Thank you all very much for being nice to me - your advice is all well-received and very helpful, and I'll take it all on board (including asking Muse to send me ideas for things to wear!).
I think my problem is that my weight now defines me: I think about it all the time, and to some extent project it onto what I assume others are thinking of me. A little while ago we were all having a good-natured moan about the women in our lives that we envy - the ones who get diffed easily, who are successful, etc. - and everyone who had that conversation ended on the trump card, "AND she's a size eight!". I know that, in our heart of hearts, this is how we judge other women (although truthfully, I don't), and it makes me feel panicked about meeting people. Because that's the yardstick for beauty and success: is she thinner than me. And 90% of the time, I will be heavier than you, and so the balance is always one of contempt or pity towards me, because whatever else I might have in my favour, I have committed the cardinal sin for a woman: I am overweight, and therefore I am worth less than you (the 'you' here is a general one: I'm not picking on anyone in particular!). Sure, I have a nice face. But so what? I'm fat. Maybe one day my novel will be published, but who cares? Everyone knows the only thing other women admire is how thin you are. I'll have a PhD by the summer hopefully, but fuck that, I'm wearing a size 16 cardigan.

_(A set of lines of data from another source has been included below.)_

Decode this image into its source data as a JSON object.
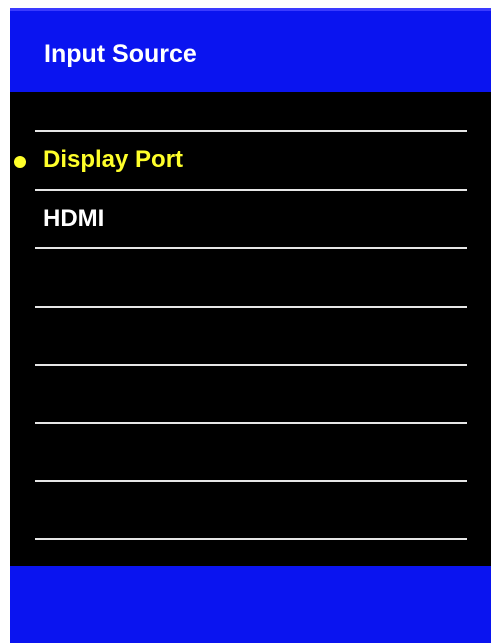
{
  "osd": {
    "title": "Input Source",
    "selected_indicator_icon": "filled-circle-bullet",
    "colors": {
      "header_bg": "#0a14f0",
      "body_bg": "#000000",
      "selected_text": "#ffff2a",
      "text": "#ffffff",
      "separator": "#e6e6e6"
    },
    "items": [
      {
        "label": "Display Port",
        "selected": true
      },
      {
        "label": "HDMI",
        "selected": false
      }
    ]
  }
}
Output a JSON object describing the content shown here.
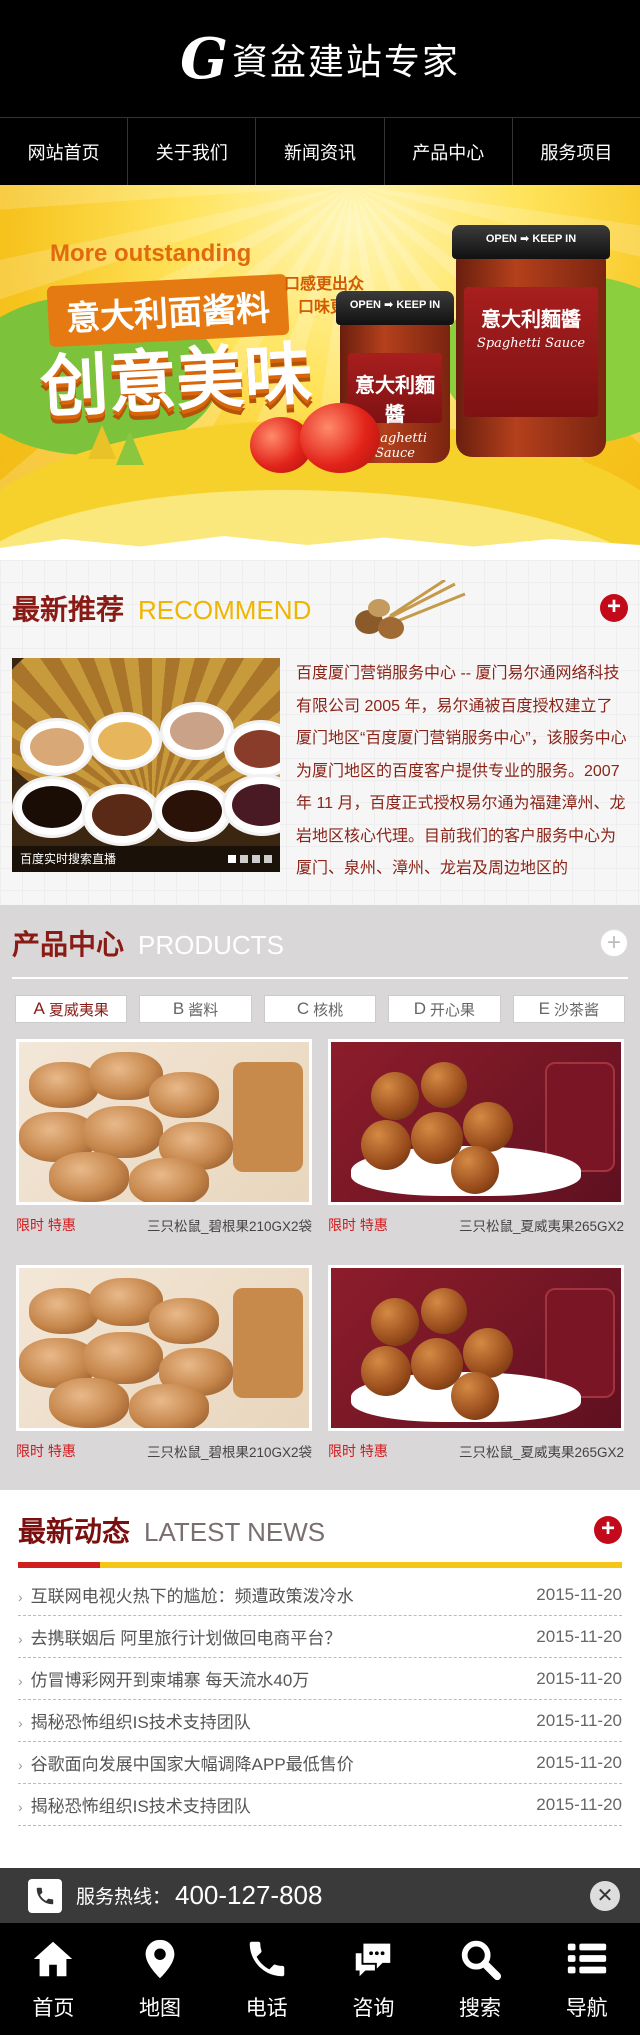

Does that make any sort of sense?! I must sound quite, quite mad, and I promised to stop being insane and here I am carrying on. But I've heard the way people talk about weight, and what they value in women, and no-one ever says, "I'm so jealous of my SIL/colleague/best friend: she's the kindest person I ever knew/has the voice of an angel/was the youngest ever QC/won the headmistress of the year award". Nope, they say, "She's a size 8, the cow!".
I am using the BESH board as a sort of therapy tool, sorry. But I wanted to explain WHY this is making me so miserable. The fact that I am overweight makes me effectively worthless and contemptible, because over and over again women (including the BESHes!) have said "She's thin!" as, if it's the final arbiter or what's an achievement in a woman.